Dollies Delivered to Malibu

A special Dollie and Teddy Bear delivery Photos courtesy of OUR HOUSE

By CLAIRE MEYLAN | Intern

Dollies Making A Difference, a Pacific Palisades-based nonprofit, has delivered stuffed Dollies and Teddy Bears all around the world, as far as Nepal, Mexico and even North Korea.

Their latest stop was a bit more local: Malibu.

For two weekends every summer, OUR HOUSE Grief Support Center hosts Camp Erin-Los Angeles for children ages 6 to 17 who have experienced the death of a parent, sibling or guardian within the past three years. The weekend is held at Camp Bloomfield in Malibu and is free of charge for each child.

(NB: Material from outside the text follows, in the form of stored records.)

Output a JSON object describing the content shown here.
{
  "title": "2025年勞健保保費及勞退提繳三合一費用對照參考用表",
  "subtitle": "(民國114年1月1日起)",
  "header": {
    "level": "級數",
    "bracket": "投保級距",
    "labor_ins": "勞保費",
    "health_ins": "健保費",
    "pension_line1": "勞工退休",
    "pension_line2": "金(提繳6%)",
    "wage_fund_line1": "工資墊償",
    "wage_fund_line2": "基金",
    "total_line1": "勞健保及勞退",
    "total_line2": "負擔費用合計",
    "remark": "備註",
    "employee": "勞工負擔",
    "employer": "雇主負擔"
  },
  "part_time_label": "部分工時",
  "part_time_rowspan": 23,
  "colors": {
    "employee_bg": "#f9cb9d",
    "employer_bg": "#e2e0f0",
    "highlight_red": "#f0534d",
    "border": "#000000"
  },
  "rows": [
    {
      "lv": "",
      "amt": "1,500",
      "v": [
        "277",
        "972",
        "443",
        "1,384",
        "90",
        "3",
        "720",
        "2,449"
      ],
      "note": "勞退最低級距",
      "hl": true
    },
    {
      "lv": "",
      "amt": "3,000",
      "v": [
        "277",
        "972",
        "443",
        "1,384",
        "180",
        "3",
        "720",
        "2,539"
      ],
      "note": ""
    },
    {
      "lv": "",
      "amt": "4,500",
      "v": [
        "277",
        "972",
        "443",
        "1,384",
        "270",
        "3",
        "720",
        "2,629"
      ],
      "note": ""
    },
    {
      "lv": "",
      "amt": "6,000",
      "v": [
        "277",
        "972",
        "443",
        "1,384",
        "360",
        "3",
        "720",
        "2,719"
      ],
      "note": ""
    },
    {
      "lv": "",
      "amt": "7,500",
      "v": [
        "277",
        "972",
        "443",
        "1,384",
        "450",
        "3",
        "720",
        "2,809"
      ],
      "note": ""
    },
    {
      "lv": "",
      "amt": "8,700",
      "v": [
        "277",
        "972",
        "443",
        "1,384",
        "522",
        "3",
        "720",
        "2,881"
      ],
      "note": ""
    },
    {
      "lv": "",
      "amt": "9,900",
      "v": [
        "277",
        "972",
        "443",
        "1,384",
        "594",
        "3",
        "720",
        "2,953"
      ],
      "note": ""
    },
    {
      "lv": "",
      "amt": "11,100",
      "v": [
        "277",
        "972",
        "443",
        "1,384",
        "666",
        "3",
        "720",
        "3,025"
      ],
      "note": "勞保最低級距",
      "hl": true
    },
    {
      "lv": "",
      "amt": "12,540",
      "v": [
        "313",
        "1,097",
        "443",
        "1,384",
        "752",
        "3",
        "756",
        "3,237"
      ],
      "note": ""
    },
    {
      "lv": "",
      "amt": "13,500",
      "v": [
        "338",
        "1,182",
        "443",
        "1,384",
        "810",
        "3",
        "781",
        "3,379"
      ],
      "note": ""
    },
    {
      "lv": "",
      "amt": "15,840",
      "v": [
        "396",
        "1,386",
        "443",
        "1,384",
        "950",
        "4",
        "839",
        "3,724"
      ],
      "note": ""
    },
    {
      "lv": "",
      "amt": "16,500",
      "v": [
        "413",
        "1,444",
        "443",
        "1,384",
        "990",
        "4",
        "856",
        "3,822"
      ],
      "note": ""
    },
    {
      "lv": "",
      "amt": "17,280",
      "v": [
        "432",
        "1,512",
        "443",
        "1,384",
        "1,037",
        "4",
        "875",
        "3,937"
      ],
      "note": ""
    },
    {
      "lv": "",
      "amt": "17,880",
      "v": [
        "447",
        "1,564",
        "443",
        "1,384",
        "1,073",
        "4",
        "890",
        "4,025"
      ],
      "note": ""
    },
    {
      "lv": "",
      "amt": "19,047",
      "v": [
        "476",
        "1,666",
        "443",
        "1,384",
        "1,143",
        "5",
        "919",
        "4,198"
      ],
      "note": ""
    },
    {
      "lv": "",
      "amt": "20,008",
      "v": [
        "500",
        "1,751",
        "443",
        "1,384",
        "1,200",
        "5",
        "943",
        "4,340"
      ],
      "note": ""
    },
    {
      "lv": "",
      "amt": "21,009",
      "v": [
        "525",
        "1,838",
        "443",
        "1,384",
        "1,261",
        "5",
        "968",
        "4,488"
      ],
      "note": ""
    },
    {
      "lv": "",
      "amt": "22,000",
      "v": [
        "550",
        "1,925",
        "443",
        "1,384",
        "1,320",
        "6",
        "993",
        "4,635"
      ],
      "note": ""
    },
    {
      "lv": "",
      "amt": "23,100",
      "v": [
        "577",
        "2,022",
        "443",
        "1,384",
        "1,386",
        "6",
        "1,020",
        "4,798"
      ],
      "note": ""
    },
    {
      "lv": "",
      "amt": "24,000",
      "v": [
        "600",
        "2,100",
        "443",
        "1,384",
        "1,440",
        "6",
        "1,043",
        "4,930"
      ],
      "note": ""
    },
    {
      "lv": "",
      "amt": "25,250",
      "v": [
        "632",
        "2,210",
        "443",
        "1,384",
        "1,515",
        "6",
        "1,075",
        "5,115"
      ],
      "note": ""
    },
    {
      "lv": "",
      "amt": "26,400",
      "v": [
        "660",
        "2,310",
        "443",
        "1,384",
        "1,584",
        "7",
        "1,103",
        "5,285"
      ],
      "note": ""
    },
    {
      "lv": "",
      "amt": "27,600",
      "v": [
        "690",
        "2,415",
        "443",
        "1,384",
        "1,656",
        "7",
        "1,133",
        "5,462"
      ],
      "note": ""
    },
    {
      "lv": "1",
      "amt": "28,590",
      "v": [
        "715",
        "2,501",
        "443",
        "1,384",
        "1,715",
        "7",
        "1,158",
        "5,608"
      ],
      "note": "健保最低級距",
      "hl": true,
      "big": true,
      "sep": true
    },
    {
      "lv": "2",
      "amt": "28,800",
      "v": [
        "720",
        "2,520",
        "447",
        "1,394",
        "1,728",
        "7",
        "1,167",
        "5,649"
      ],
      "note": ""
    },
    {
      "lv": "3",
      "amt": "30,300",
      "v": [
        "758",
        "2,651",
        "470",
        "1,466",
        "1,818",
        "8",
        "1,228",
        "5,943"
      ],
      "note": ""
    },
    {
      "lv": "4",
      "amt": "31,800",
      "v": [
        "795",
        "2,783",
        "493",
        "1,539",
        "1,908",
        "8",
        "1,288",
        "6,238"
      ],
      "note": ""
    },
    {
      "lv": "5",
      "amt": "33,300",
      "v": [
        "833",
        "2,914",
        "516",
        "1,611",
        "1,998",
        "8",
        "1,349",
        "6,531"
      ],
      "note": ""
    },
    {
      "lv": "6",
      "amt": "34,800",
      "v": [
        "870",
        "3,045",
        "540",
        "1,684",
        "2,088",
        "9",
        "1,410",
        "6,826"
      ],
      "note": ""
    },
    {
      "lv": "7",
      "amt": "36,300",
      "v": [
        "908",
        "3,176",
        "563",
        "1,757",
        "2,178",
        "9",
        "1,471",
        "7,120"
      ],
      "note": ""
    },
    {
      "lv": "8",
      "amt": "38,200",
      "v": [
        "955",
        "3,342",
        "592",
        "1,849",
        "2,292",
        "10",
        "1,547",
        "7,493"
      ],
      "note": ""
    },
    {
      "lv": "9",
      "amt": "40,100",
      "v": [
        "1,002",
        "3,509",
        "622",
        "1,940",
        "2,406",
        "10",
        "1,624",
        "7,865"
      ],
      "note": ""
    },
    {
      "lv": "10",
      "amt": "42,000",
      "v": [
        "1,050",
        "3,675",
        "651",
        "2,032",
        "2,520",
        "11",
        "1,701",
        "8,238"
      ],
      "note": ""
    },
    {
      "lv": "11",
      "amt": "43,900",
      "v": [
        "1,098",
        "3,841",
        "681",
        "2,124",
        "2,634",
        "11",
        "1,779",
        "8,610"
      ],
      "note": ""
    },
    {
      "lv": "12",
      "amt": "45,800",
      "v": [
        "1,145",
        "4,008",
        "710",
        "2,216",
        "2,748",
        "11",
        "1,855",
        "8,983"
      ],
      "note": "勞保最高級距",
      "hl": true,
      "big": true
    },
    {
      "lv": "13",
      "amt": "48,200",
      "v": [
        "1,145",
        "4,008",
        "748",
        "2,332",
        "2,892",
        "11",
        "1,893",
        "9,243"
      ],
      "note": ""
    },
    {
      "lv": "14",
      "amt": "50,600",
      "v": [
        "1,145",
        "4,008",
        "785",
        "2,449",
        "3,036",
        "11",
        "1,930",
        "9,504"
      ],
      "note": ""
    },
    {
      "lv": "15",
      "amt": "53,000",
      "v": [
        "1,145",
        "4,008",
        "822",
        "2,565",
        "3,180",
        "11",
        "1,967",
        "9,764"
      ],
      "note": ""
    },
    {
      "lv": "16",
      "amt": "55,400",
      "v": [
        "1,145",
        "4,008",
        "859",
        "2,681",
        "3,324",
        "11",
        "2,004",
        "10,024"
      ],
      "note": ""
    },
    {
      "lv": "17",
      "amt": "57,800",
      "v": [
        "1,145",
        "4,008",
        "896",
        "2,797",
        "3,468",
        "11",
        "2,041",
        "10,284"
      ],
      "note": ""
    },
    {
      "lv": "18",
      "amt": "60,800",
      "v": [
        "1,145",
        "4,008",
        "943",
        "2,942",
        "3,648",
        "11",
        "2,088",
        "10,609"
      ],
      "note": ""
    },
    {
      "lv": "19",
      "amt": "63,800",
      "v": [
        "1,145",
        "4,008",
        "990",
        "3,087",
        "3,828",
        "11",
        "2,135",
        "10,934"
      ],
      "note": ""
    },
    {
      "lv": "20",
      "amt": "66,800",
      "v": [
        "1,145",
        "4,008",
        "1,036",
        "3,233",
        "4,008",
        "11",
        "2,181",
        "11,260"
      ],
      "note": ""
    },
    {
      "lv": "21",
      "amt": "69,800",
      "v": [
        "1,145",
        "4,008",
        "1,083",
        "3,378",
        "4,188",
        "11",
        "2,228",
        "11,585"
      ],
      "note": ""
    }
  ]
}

This year, for the first time ever, DMAD delivered over 100 stuffed toys to children participating in the camp. The nonprofit was founded by Huntington resident Cindy Simon and Dorothy Miyake in spring of 2010 to make Dollies and Teddy Bears for the children of Haiti who lost their homes and families to an earthquake.

2016 campers enjoying their time at Camp Erin-LA.

Camp Erin aims to help children heal while having an exciting camp experience. The weekend’s schedule includes traditional camp activities, along with grief support, remembrance projects and education. Campers are invited to rock climb, do arts and crafts, and swim. They also participate in campfires used to facilitate expression of feelings, memorialize loved ones who have passed and contribute to healing. Grief specialists and trained volunteers guide campers through grief-related activities.

Friday’s Luminary Ceremony is among the weekend’s most powerful activities. Children and teens say goodbye to their loved one by writing or drawing on a lit lantern that is left to float across the pool. Activities like the Luminary Ceremony give children a support system and a safe place to talk about their grief with children who are able to more fully understand their feelings.

Camp Erin is a project created and supported by the The Moyer Project in Seattle, Washington, the nonprofit of Major League All-Star Pitcher Jamie Moyer and his wife, Karen. The Moyers were inspired to name the camp after a close friend, Erin Metcalf, who died from cancer at the age of 17.

The camp fulfills Metcalf’s wish: to help children navigate through their grief. Camp Erin was displayed in the Emmy-Winning documentary, “One Last Hug: Three Days at Grief Camp,” a film set at the camp that details the power of friendship and support in healing the effects of death and grief in children.

Camp Erin-LA is held this summer during the weekends of June 23-25 and August 18-20.